A museum in Rochester, N.Y., announced on Wednesday that it would serve as the home of a first-of-its-kind National Archives of Game Show History to preserve artifacts and footage from programs like Jeopardy! [,] The Price Is Right [,] and The $25,000 Pyramid.That’s from The New York Times, but it reads like a short section of David Foster Wallace’s Infinite Jest. The only thing missing is the moon-like mark that prefaces each section of the novel.
The archives will be housed at the Strong National Museum of Play, which is undergoing an expansion that will add 90,000 square feet to its space and that it expects to be completed by 2023.
Curators at the museum already have some ideas about what types of artifacts would make an ideal centerpiece and are asking for items from collectors.

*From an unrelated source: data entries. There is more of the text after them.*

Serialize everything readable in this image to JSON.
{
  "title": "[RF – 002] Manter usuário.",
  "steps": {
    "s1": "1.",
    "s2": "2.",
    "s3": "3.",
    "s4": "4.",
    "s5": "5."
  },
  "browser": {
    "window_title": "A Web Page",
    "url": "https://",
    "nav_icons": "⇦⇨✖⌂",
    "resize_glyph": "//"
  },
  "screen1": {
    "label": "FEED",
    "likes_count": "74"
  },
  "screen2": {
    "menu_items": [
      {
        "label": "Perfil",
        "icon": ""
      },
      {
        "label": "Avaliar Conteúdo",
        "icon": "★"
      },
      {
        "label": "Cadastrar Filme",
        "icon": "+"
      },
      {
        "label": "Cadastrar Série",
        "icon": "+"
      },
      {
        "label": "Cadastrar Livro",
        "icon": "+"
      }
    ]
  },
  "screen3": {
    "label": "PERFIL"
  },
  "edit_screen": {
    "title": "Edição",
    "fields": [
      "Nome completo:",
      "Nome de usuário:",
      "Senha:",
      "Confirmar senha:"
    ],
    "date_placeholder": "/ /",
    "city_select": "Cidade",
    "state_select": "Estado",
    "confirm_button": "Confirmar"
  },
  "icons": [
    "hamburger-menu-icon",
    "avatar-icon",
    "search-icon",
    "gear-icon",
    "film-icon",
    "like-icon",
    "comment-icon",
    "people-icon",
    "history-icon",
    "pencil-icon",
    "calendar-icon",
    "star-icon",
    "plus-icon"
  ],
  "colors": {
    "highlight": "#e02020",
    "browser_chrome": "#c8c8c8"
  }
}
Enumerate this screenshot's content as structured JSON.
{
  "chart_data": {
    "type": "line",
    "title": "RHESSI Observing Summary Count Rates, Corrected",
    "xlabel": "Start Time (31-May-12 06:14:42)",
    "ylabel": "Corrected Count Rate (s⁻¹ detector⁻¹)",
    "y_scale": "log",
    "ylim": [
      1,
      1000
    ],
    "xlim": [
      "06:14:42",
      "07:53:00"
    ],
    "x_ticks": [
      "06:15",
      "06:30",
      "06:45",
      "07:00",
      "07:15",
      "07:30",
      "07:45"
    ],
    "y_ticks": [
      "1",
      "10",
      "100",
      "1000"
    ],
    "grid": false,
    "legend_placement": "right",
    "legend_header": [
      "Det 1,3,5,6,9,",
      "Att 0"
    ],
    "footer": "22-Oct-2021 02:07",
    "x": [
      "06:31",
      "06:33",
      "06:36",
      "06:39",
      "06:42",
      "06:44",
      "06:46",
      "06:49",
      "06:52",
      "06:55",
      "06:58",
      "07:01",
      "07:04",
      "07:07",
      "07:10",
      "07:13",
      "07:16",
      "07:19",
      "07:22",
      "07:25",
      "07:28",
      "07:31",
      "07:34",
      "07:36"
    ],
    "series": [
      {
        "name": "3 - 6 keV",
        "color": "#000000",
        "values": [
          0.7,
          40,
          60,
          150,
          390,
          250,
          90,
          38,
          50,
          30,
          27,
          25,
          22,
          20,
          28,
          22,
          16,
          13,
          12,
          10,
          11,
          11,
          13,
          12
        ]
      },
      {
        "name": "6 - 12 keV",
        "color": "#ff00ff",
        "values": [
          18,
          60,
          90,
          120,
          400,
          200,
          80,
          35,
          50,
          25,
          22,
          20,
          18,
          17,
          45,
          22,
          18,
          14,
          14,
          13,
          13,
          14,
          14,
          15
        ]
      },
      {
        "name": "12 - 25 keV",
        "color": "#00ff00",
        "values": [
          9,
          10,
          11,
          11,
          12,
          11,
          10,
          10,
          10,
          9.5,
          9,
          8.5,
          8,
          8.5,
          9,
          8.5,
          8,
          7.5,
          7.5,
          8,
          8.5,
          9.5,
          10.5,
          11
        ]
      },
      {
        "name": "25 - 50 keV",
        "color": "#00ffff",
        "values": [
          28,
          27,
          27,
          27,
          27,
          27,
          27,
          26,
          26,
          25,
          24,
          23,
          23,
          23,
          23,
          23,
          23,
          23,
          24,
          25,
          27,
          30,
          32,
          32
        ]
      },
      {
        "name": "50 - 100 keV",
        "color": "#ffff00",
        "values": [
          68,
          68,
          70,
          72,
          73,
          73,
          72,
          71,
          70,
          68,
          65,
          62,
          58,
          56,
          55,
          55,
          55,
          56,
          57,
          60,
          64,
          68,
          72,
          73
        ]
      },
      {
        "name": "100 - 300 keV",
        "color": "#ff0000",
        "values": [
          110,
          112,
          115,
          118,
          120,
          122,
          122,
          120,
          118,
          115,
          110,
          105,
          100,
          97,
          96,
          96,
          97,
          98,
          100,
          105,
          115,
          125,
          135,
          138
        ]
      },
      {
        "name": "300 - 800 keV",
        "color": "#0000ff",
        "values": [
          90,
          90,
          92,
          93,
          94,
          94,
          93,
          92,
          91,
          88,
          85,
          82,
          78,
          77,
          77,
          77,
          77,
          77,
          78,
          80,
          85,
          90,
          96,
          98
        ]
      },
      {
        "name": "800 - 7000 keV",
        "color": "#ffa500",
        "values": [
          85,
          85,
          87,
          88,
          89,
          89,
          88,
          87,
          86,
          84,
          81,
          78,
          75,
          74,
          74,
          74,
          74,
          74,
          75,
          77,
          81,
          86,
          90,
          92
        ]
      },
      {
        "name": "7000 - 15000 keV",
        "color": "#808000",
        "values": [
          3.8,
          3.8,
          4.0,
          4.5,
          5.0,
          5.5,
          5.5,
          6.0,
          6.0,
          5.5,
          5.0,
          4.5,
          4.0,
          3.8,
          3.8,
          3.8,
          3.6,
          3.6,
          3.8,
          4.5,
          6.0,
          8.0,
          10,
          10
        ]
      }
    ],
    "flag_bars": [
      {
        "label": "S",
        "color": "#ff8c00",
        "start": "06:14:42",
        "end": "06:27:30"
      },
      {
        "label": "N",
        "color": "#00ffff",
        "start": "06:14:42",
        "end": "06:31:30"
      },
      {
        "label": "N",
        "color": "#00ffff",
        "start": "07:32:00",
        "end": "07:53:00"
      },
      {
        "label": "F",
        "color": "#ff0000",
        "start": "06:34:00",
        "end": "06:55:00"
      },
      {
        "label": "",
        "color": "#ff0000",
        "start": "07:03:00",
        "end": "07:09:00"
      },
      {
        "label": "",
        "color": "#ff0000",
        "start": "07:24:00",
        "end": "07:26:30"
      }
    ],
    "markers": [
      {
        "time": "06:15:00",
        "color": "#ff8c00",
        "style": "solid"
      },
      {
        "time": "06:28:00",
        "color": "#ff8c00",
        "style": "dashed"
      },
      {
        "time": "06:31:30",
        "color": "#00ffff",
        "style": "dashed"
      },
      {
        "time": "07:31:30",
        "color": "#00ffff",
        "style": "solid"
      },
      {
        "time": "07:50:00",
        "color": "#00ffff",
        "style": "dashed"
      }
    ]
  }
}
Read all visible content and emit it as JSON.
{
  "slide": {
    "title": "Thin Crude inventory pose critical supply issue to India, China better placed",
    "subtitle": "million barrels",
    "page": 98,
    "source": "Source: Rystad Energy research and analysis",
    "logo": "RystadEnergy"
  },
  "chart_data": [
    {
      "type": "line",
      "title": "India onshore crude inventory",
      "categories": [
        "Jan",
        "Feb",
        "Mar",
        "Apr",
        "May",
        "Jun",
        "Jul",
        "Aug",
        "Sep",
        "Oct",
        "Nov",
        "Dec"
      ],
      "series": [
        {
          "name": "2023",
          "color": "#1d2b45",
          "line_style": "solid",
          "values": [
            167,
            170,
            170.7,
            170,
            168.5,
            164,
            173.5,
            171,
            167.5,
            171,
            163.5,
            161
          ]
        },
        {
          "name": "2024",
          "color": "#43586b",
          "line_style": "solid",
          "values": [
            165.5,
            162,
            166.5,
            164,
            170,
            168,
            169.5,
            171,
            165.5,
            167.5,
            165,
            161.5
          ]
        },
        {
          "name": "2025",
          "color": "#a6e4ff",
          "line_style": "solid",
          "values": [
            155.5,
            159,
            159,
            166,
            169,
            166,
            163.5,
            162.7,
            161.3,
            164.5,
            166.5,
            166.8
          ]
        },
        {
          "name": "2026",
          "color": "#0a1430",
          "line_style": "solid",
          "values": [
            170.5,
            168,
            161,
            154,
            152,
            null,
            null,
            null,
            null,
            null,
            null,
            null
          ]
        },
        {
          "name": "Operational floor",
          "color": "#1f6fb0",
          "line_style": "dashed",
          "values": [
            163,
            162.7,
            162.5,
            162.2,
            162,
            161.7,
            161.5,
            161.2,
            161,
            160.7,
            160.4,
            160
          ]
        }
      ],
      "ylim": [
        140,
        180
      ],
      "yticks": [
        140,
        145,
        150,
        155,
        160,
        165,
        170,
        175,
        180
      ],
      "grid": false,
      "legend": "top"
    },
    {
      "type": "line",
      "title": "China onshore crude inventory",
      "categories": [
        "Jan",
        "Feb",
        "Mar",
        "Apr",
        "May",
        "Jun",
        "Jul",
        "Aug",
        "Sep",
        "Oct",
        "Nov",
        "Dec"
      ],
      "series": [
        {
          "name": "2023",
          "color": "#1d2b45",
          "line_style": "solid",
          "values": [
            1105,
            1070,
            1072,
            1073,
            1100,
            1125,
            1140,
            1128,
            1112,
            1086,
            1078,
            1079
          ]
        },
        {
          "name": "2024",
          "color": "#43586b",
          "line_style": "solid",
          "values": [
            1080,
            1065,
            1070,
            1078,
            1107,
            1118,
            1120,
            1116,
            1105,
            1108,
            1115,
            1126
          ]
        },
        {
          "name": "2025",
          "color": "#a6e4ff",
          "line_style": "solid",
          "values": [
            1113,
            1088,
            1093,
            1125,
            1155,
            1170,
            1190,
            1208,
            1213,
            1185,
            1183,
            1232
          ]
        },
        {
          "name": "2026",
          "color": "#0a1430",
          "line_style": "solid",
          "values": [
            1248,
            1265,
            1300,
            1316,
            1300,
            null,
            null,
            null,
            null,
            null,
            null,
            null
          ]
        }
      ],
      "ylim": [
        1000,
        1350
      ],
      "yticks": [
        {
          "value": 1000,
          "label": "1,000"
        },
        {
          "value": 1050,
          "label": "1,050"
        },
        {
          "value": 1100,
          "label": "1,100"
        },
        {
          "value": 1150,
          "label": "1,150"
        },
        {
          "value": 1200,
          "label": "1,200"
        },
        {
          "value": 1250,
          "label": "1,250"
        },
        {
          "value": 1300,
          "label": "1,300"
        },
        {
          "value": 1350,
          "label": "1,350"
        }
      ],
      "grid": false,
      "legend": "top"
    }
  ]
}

“The wheel from Wheel of Fortune would be iconic,” Chris Bensch, the museum’s vice president for collections, said in an interview on Wednesday. The museum, he said, would gladly accept the letter board, along with a dress from the show’s famous letter-turner, Vanna White.
And so on. Even the name Strong National Museum of Play has an Infinite Jest sound to it.❍
A museum in Rochester, N.Y., announced on Wednesday that it would serve as the home of a first-of-its-kind National Archives of Game Show History to preserve artifacts and footage from programs like Jeopardy!, The Price Is Right, and The $25,000 Pyramid.
[Those missing commas: yikes. My guess is that someone wasn’t sure what to do about a comma after “Jeopardy!” — the Times styles titles with quotation marks — and left it for later. The Chicago Manual of Style says to put the comma inside the quotation mark. The Associated Press? I have no idea. Thanks to the reader who pointed out a missing word.]